Alternatively, the discrepancy between the results of Xu et al. (2016), and those observed in rodents may be related to a differential sensitivity toward distinct kinds of 5-HT autoregulation. Indeed, it has recently been proposed that 5-HT_2B receptors may constitute a new class of autoreceptors that would actually be excitatory, therefore counteracting the influence of the 5-HT_1A ones (Belmer et al., 2018). In mice, this positive autoregulation appears to be negligible with respect to the 5-HT_1A-related autoinhibition, requiring the use of specific 5-HT_2B agonists to be unmasked (Belmer et al., 2018). It remains possible that the induced 5-HT neurons obtained by Xu et al. (2016), express a higher proportion of 5-HT_2B receptors, rendering the net influence of 5-HT positive on them. Thus, it would be very informative to assess the excitatory action exerted by 5-HT on the spontaneous action potentials of these cells with both selective 5-HT_1A and 5-HT_2B receptor antagonists. If this latter hypothesis were to be confirmed, the next step would be to determine whether such a higher expression of 5-HT_2B receptors constitutes a distinct feature of human 5-HT neurons, or whether it results from the technique of induction.

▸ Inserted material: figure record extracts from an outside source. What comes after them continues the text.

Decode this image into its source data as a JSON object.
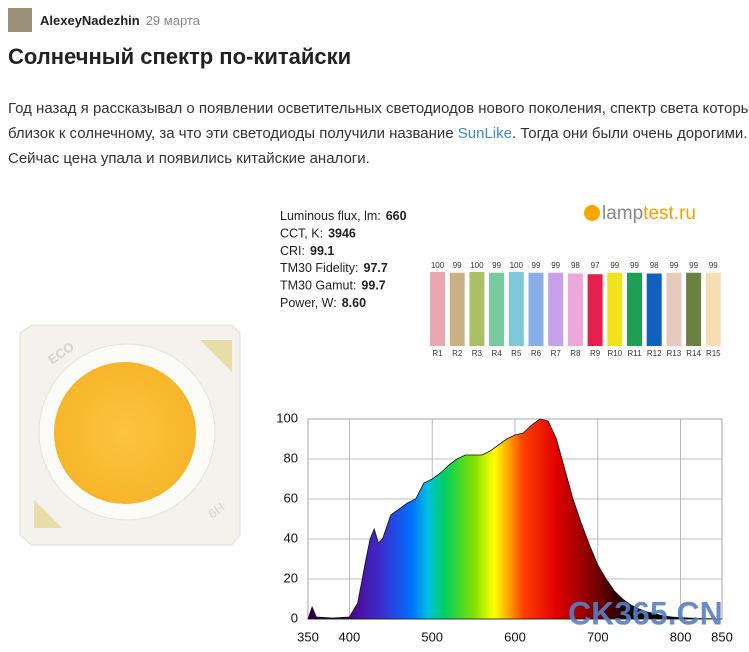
{
  "header": {
    "author": "AlexeyNadezhin",
    "date": "29 марта"
  },
  "title": "Солнечный спектр по-китайски",
  "paragraph": {
    "before": "Год назад я рассказывал о появлении осветительных светодиодов нового поколения, спектр света которых близок к солнечному, за что эти светодиоды получили название ",
    "link": "SunLike",
    "after": ". Тогда они были очень дорогими. Сейчас цена упала и появились китайские аналоги."
  },
  "figure": {
    "chip": {
      "mark1": "ECO",
      "mark2": "6H"
    },
    "logo": {
      "part1": "lamp",
      "part2": "test.ru"
    },
    "stats": [
      {
        "label": "Luminous flux, lm:",
        "value": 660
      },
      {
        "label": "CCT, K:",
        "value": 3946
      },
      {
        "label": "CRI:",
        "value": 99.1
      },
      {
        "label": "TM30 Fidelity:",
        "value": 97.7
      },
      {
        "label": "TM30 Gamut:",
        "value": 99.7
      },
      {
        "label": "Power, W:",
        "value": "8.60"
      }
    ],
    "cri_chart": {
      "type": "bar",
      "categories": [
        "R1",
        "R2",
        "R3",
        "R4",
        "R5",
        "R6",
        "R7",
        "R8",
        "R9",
        "R10",
        "R11",
        "R12",
        "R13",
        "R14",
        "R15"
      ],
      "values": [
        100,
        99,
        100,
        99,
        100,
        99,
        99,
        98,
        97,
        99,
        99,
        98,
        99,
        99,
        99
      ],
      "colors": [
        "#e8a7b2",
        "#c9b185",
        "#a9c064",
        "#79c9a1",
        "#7ec8d9",
        "#88aee8",
        "#c8a0ea",
        "#eca8d8",
        "#e6204e",
        "#f2e21e",
        "#1f9f52",
        "#1060c0",
        "#e6cbbd",
        "#6b8142",
        "#f8ddb2"
      ],
      "ylim": [
        0,
        100
      ]
    },
    "spectrum_chart": {
      "type": "area",
      "x": [
        350,
        355,
        360,
        380,
        400,
        410,
        420,
        425,
        430,
        435,
        440,
        450,
        460,
        470,
        480,
        490,
        500,
        510,
        520,
        530,
        540,
        550,
        560,
        570,
        580,
        590,
        600,
        610,
        620,
        630,
        640,
        650,
        660,
        670,
        680,
        690,
        700,
        710,
        720,
        730,
        740,
        750,
        760,
        770,
        780,
        790,
        800,
        820,
        850
      ],
      "values": [
        0,
        6,
        1,
        0.5,
        1,
        8,
        30,
        40,
        45,
        38,
        40,
        52,
        55,
        58,
        60,
        68,
        70,
        73,
        77,
        80,
        82,
        82,
        82,
        84,
        87,
        90,
        92,
        93,
        97,
        100,
        99,
        90,
        75,
        60,
        48,
        37,
        27,
        20,
        14,
        10,
        7,
        5,
        3.5,
        2.5,
        1.5,
        1,
        0.7,
        0.3,
        0
      ],
      "xlim": [
        350,
        850
      ],
      "ylim": [
        0,
        100
      ],
      "xticks": [
        350,
        400,
        500,
        600,
        700,
        800,
        850
      ],
      "yticks": [
        0,
        20,
        40,
        60,
        80,
        100
      ],
      "grid": true
    },
    "watermark": "CK365.CN"
  }
}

In summary, even if several advantages and inconvenients can be addressed in the use of iPSCs versus induced neurons, in terms of cell source, time and cost efficiency as well as expendability (Mertens et al., 2018), all three groups have provided, the same year, important and robust data on the conversion of human cells to induced 5-HT neurons (Lu et al., 2016; Vadodaria et al., 2016a; Xu et al., 2016). In opposition to the electrophysiological results of Xu et al. (2016), preclinical studies have repeatedly shown that 5-HT suppresses 5-HT neuronal firing activity. Significantly, this inhibitory action of 5-HT is frequently related to the well described therapeutic delay of antidepressant action, has been recurrently considered as a “brake” of the antidepressant response and has initiated numerous studies on the development of new and effective therapeutic strategies (Artigas et al., 2017). Furthermore, learning more about the electrophysiological properties of human iPSC-derived 5-HT neurons will not only help to understand serotonergic autoregulation, but also significantly contribute to understanding 5-HT neuromodulation of neuronal circuits. Even if few cautions in translational interpretations have to be taken into account, as for data obtained in animal studies, using patient-derived cells for generating disease relevant cell types truly offers a new and powerful approach for investigating the genetic and cellular mechanisms that may play fundamental roles in psychiatric disorders (Vadodaria et al., 2018).